Sorry, Kevin, this post was not a post against Rand Paul.. I like Rand Paul and so does VP.  Well, this did bring out some more insight about him.  I do not like some of what he says, but then, as you say, he is for the Constitution.

It was his words within the post, in response to questions..

Yes they were his words to questioning , but it was used in surrounding text that did not show the true intent of his words. Talking heads know how to spin words around so they kinda lose the intention of them.

That is why I say to listen to the person yourself as to form an opinion that is truly your own.Do not allow me or anyone to make your decision for you. Let me add that I bring the speach here so you can watch it yourself.

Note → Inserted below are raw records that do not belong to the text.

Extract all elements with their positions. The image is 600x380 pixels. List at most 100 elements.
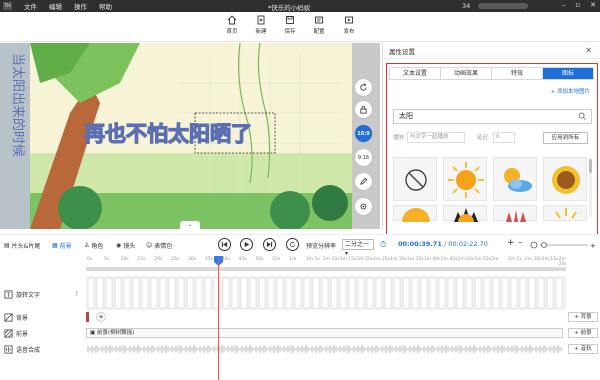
text-clip[interactable] (501, 277, 509, 309)
delay-stepper[interactable]: 0 (493, 132, 515, 143)
text-clip[interactable] (339, 277, 347, 309)
text-clip[interactable] (240, 277, 248, 309)
tab-animation[interactable]: 动画效果 (441, 68, 492, 79)
rotate-button[interactable] (355, 79, 372, 96)
text-clip[interactable] (231, 277, 239, 309)
foreground-clip[interactable]: ▣ 前景(柳树飘摇) (86, 328, 563, 338)
text-clip[interactable] (492, 277, 500, 309)
edit-button[interactable] (355, 173, 372, 190)
subtitle-text[interactable]: 再也不怕太阳晒了 (83, 118, 252, 148)
icon-thumb-none[interactable] (393, 157, 437, 201)
publish-button[interactable]: 发布 (336, 15, 362, 35)
track-rotate-text[interactable]: T 旋转文字 ? (0, 287, 84, 301)
search-icon[interactable] (578, 112, 587, 121)
text-clip[interactable] (303, 277, 311, 309)
help-icon[interactable]: ? (75, 291, 78, 298)
config-button[interactable]: 配置 (306, 15, 332, 35)
text-clip[interactable] (141, 277, 149, 309)
next-button[interactable] (263, 238, 276, 251)
track-background[interactable]: 背景 (0, 312, 84, 322)
text-clip[interactable] (357, 277, 365, 309)
text-clip[interactable] (420, 277, 428, 309)
icon-search-input[interactable]: 太阳 (393, 109, 592, 124)
add-background-button[interactable]: + 背景 (568, 312, 598, 322)
tab-text-settings[interactable]: 文本设置 (390, 68, 441, 79)
add-local-image-link[interactable]: + 添加本地图片 (551, 87, 590, 95)
text-clip[interactable] (186, 277, 194, 309)
menu-help[interactable]: 帮助 (99, 1, 112, 11)
text-clip[interactable] (528, 277, 536, 309)
zoom-slider[interactable]: + (530, 240, 596, 250)
text-clip[interactable] (96, 277, 104, 309)
icon-thumb-sun[interactable] (443, 157, 487, 201)
icon-thumb-sun-red[interactable] (493, 205, 537, 222)
collapse-timeline-button[interactable]: ⌄ (180, 221, 200, 229)
tab-icons[interactable]: 图标 (543, 68, 593, 79)
text-clip[interactable] (123, 277, 131, 309)
text-clip[interactable] (204, 277, 212, 309)
text-clip[interactable] (411, 277, 419, 309)
text-clip[interactable] (168, 277, 176, 309)
ratio-16-9-button[interactable]: 16:9 (355, 125, 372, 142)
text-clip[interactable] (330, 277, 338, 309)
icon-thumb-sun-rays[interactable] (543, 205, 587, 221)
foreground-lane[interactable]: ▣ 前景(柳树飘摇) (86, 328, 566, 338)
text-clip[interactable] (258, 277, 266, 309)
text-clip[interactable] (510, 277, 518, 309)
home-button[interactable]: 首页 (219, 15, 245, 35)
foreground-button[interactable]: ▦ 前景 (52, 241, 72, 250)
subtract-time-button[interactable]: – (518, 238, 523, 248)
text-clip[interactable] (519, 277, 527, 309)
scroll-thumb[interactable] (589, 159, 592, 173)
new-button[interactable]: 新建 (248, 15, 274, 35)
emoji-button[interactable]: ☺ 表情包 (146, 241, 172, 250)
replay-button[interactable] (286, 238, 299, 251)
audio-lane[interactable] (86, 344, 566, 354)
text-clip[interactable] (465, 277, 473, 309)
text-clip[interactable] (105, 277, 113, 309)
minimize-icon[interactable]: – (562, 1, 566, 9)
intro-outro-button[interactable]: ▤ 片头&片尾 (4, 241, 40, 250)
tab-effects[interactable]: 特效 (492, 68, 543, 79)
camera-button[interactable]: ◉ 镜头 (116, 241, 135, 250)
add-audio-track-button[interactable]: + 音轨 (568, 344, 598, 354)
close-panel-icon[interactable]: ✕ (585, 46, 592, 55)
text-clip[interactable] (285, 277, 293, 309)
text-clip[interactable] (438, 277, 446, 309)
text-clip[interactable] (222, 277, 230, 309)
rotate-text-lane[interactable] (86, 276, 566, 310)
text-clip[interactable] (384, 277, 392, 309)
icon-thumb-sun-black[interactable] (443, 205, 487, 222)
text-clip[interactable] (321, 277, 329, 309)
settings-button[interactable] (355, 198, 372, 215)
text-clip[interactable] (294, 277, 302, 309)
icon-thumb-sun-cloud[interactable] (493, 157, 537, 201)
ratio-9-16-button[interactable]: 9:16 (355, 149, 372, 166)
text-clip[interactable] (456, 277, 464, 309)
apply-all-button[interactable]: 应用到所有 (543, 132, 588, 144)
track-audio[interactable]: 语音合成 (0, 344, 84, 354)
icon-thumb-sun-brown[interactable] (543, 157, 587, 201)
background-clip[interactable] (86, 312, 89, 322)
menu-edit[interactable]: 编辑 (49, 1, 62, 11)
text-clip[interactable] (177, 277, 185, 309)
add-time-button[interactable]: + (507, 238, 515, 248)
close-icon[interactable]: ✕ (590, 1, 596, 9)
text-clip[interactable] (348, 277, 356, 309)
text-clip[interactable] (132, 277, 140, 309)
icon-thumb-sunrise[interactable] (393, 205, 437, 222)
menu-operate[interactable]: 操作 (74, 1, 87, 11)
lock-button[interactable] (355, 101, 372, 118)
text-clip[interactable] (366, 277, 374, 309)
text-clip[interactable] (249, 277, 257, 309)
text-clip[interactable] (483, 277, 491, 309)
text-clip[interactable] (87, 277, 95, 309)
text-clip[interactable] (429, 277, 437, 309)
track-foreground[interactable]: 前景 (0, 328, 84, 338)
play-mode-select[interactable]: 与文字一起播放 (407, 132, 465, 143)
text-clip[interactable] (393, 277, 401, 309)
text-clip[interactable] (213, 277, 221, 309)
background-lane[interactable]: + (86, 312, 566, 322)
text-clip[interactable] (312, 277, 320, 309)
text-clip[interactable] (447, 277, 455, 309)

I do have opinions but I do not force them on anyone . This person you take advice from is just trying to form your opinion.Otherwise he or she would bring the video to you so you can judge for yourself.

Gotcha, so as you suggest - however, I do not have Youtube, and VP actually listens and follows all candidates. So sometimes VP's posts are so insightful and sometimes, I have troubles following them. But he is Tea Party - through and through.